What really happens in Salinger's story, in my view, is the drama I depict in my story, Teddy at the Pool. In this sense, the short story works as literary criticism while still meaning to be an engrossing story in its own right.

The Seagull Hyperdrama works its literary criticism of Chekhov's play in a different way. Here the task is not to disagree with the common critical reading of the material but rather to ask this question: what are all the characters doing when they are not on stage in Chekhov's play? The Seagull as hyperdrama, in other words, expands the stage to include the entire estate, not just rooms in it (different rooms for each act). What all the characters are up to becomes the focus of the play; here, as in all hyperdrama, everyone is "on stage" at all times (because the entire estate is "the stage") and each character becomes the main character -- that is, each character has a fully developed story that is just as important as any other.

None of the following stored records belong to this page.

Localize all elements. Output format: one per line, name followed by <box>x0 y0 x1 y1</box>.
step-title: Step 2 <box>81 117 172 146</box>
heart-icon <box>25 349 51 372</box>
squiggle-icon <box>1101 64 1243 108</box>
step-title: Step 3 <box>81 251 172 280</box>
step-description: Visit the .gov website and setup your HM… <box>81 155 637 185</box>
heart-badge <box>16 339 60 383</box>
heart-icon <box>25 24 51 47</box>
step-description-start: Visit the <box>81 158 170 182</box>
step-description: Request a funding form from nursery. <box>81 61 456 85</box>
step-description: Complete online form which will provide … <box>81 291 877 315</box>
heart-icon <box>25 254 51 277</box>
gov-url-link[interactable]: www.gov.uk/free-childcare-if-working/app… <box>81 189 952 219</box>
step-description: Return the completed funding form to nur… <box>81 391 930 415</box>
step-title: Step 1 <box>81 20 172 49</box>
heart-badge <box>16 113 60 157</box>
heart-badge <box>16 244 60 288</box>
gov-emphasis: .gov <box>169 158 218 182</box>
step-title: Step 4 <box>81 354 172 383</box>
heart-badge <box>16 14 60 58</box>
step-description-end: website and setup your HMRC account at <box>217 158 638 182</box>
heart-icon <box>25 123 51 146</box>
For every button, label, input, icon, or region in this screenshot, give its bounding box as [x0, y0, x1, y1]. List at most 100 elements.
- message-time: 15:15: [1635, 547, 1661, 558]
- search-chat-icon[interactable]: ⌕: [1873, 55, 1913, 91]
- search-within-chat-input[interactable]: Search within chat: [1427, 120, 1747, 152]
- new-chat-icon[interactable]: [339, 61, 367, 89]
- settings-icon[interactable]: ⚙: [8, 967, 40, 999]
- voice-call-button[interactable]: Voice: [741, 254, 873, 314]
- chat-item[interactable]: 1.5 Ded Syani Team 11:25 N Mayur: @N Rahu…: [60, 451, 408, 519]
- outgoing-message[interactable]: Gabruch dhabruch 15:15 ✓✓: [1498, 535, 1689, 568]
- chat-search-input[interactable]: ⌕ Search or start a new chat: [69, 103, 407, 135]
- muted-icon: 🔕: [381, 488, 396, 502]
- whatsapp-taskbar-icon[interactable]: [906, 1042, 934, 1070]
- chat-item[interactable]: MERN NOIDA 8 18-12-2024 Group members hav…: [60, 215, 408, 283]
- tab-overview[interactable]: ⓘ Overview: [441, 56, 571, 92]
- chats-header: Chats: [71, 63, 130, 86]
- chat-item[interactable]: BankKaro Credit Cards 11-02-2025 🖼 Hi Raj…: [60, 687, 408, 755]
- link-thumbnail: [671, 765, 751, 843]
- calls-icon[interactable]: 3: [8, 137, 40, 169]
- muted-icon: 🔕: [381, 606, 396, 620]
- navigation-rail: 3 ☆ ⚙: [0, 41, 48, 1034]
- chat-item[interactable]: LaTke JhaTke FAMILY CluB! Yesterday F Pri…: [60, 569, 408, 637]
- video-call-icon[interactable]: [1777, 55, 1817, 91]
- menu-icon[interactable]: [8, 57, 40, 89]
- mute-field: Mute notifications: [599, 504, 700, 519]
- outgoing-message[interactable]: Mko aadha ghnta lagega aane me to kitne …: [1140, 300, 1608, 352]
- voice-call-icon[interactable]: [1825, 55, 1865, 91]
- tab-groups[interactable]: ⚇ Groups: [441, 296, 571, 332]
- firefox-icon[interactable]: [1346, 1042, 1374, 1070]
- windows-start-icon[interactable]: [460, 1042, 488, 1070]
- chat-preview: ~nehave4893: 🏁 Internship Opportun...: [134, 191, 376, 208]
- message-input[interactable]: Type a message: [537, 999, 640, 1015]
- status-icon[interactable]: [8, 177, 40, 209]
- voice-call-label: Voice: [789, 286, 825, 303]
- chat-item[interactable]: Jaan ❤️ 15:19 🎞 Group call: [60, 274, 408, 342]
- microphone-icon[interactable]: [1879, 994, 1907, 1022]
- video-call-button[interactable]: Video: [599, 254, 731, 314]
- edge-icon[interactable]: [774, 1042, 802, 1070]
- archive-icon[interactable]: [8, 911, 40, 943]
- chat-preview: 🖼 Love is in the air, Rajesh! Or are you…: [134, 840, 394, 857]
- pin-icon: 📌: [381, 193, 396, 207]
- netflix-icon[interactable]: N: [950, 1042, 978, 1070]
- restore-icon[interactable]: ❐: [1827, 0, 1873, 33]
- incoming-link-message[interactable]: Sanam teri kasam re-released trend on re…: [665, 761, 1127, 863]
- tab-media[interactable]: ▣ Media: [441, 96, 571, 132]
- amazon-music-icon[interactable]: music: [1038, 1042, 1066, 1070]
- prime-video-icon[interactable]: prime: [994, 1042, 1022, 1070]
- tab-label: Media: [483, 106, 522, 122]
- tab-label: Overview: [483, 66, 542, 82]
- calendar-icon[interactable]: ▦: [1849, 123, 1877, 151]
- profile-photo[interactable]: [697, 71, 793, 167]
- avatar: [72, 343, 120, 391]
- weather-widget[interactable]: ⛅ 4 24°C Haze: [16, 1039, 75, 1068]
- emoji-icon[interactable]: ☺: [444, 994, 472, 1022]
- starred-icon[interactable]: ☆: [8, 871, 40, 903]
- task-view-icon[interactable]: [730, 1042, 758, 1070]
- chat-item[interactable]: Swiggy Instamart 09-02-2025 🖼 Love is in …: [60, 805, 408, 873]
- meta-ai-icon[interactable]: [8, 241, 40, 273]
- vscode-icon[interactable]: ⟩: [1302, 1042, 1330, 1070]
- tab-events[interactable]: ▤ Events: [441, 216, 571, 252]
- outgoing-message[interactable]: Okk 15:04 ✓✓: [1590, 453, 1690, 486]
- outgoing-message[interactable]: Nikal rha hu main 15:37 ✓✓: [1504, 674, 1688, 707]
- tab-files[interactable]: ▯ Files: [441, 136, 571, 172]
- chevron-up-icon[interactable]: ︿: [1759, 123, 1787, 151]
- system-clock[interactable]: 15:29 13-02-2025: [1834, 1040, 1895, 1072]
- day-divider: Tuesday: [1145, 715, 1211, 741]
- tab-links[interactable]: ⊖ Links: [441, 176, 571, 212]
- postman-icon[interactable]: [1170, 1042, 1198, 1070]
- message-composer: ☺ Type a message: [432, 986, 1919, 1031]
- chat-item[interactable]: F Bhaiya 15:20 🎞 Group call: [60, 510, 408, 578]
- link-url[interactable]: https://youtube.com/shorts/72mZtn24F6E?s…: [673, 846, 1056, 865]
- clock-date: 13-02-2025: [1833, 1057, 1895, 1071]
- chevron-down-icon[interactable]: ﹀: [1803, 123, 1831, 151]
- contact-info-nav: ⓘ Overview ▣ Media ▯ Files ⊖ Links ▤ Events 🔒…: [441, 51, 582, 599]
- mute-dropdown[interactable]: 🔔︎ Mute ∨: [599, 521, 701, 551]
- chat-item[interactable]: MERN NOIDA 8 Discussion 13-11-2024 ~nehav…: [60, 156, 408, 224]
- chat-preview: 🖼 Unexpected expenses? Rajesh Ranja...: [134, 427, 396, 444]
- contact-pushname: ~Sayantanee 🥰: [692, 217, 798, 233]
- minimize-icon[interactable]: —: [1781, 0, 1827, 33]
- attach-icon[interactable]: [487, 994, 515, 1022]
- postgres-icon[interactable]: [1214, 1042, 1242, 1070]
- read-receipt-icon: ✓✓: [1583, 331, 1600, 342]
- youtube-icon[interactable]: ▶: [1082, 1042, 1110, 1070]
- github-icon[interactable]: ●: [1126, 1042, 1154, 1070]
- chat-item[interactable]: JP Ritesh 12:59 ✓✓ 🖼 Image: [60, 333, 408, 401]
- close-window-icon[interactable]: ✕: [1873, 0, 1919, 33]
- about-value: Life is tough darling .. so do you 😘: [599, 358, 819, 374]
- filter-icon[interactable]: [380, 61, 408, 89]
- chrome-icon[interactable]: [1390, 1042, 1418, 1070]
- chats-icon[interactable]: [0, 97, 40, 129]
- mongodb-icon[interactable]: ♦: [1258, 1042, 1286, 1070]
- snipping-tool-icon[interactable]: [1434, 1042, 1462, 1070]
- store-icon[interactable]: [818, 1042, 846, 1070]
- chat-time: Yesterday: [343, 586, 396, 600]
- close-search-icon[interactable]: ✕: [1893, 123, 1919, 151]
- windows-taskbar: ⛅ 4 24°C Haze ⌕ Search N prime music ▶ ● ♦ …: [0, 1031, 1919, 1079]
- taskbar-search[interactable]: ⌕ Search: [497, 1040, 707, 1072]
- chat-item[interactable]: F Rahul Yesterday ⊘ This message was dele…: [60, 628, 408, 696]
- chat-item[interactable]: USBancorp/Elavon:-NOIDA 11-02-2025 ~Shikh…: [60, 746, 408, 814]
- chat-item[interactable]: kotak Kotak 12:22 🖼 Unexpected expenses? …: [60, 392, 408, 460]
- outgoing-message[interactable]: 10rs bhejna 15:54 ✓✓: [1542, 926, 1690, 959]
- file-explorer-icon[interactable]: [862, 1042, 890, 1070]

Here the layer of literary criticism becomes the interpretation the writer must do in order to be able to write all these extra scenes. In the hyperdrama, only about 20% of the writing is Chekhov's, the rest mine, because most of the actual action happens off the Chekhov stage.

In his book Love's Body, Norman O. Brown wrote that "the proper response to poetry is not criticism but poetry." Sometimes writers do this explicitly, responding to works of art by creating other works of art. This is what I hoped to do in the two works above.